There is one thing the broken ABC’s have in common: emotional wounds. Some are deep, some are shallow. Some were caused intentionally or carelessly by others and some were accidents or circumstance. Some are old and dusty, some are fresh and raw, but all are bleeding. All the ABC’s need healing. The kind of healing they can only receive from the Father.
You see, this world is a mess. It’s full of sin. It’s full of pain. It’s full people. And people aren’t perfect. People betray. People lie. People steal. People love poorly. Even good people hurt us. Even our favorite people fall short and let us down. There is only One who will never hurt us; only One is the same yesterday, today, and forever; only One who will never let us down. But you, O Lord, are a God merciful and gracious, slow to anger and abounding in steadfast love and faithfulness. Psalm 86:15
- Forgiveness is enough. Once you forgive those who hurt you, that’s all you can do.
- If you ignore the pain, it will go away. Just shove it down deep and pretend it isn’t there. One day soon, you’ll forget it ever happened.
- You can heal yourself. Just think positive thoughts and read some self help books, and you’ll be good to go. If you can’t heal yourself, you’re not strong enough. Keep trying.
There is one thing the father of lies wants to make sure the ABC’s never find out; the Creator wants His ABC’s whole. He wants them complete, lacking nothing. He is a good Father. He desires to set them free from pain, and to stitch up ALL of their wounds.
As you probably know by now, the church is full of ABC’s. But the Lord is weeping over the condition of His bride. I was an ABC. I had many old wounds buried deep. I held on to my pain for far too long. I believed the lies that were told to me. But no more. I am whole now. Giving God access to the darkest parts of myself was possibly the scariest, most painful, most amazing, best thing I have ever done! I didn’t want to be an ABC anymore. I wanted to be free! I wanted a life without an open invitation to the enemy to get in my way. I wanted to be an instrument for His glory! I couldn’t be that instrument while I was hiding in the corner afraid to be hurt again. So, I opened up. I let all that pain rise up. I praised Him for his perfect Love. And I let that Love seep into me and fill all those holes. It flowed down into my soul and sealed up every crack caused by this world’s imperfection. You see, He made me. He knows everything about me, and He is good.
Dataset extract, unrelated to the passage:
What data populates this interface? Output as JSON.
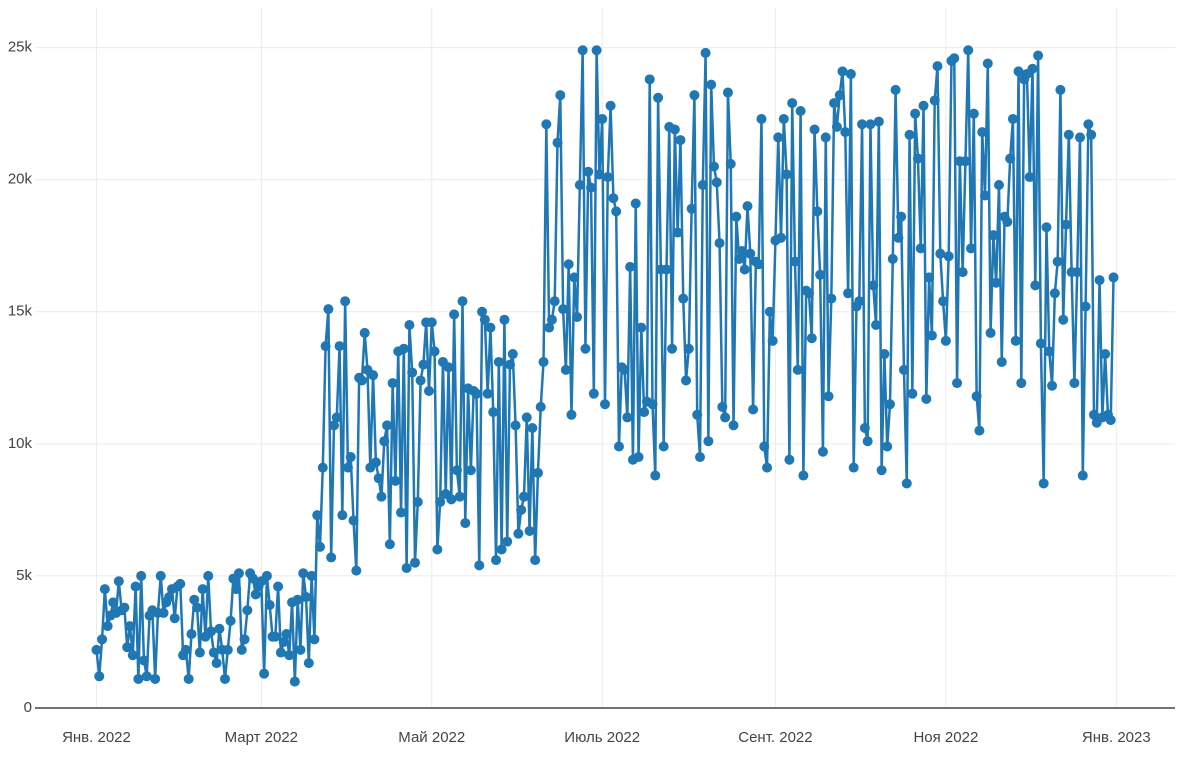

He knows exactly how to love me. He knows exactly how to love you to. He knows if you’re an ABC. He knows if you have stuffed your pain down deep. You aren’t hiding it from Him, just like you aren’t hiding it from yourself; not REALLY.
So here’s the challenge. Are you an ABC? Do you have wounds you keep to yourself? Do you have pain you hope people never see? It doesn’t matter when the wound was caused or how. The only thing that matters is that God wants to see you whole and complete lacking nothing. He wants to see you free! He wants to empower you to look the enemy straight in the eye and call him a liar while you slam his access door into your life right in his face. It’s hard and easy. It’s excruciating and exhilarating. But the most important thing to remember is the battle is already WON. You have victory over your past and present hurts. Claim it! Take the healing that is yours! Get vulnerable before the Lord who has your best interest at heart. Take the risk. He will not let you down, and one thing is for sure; you wont regret it!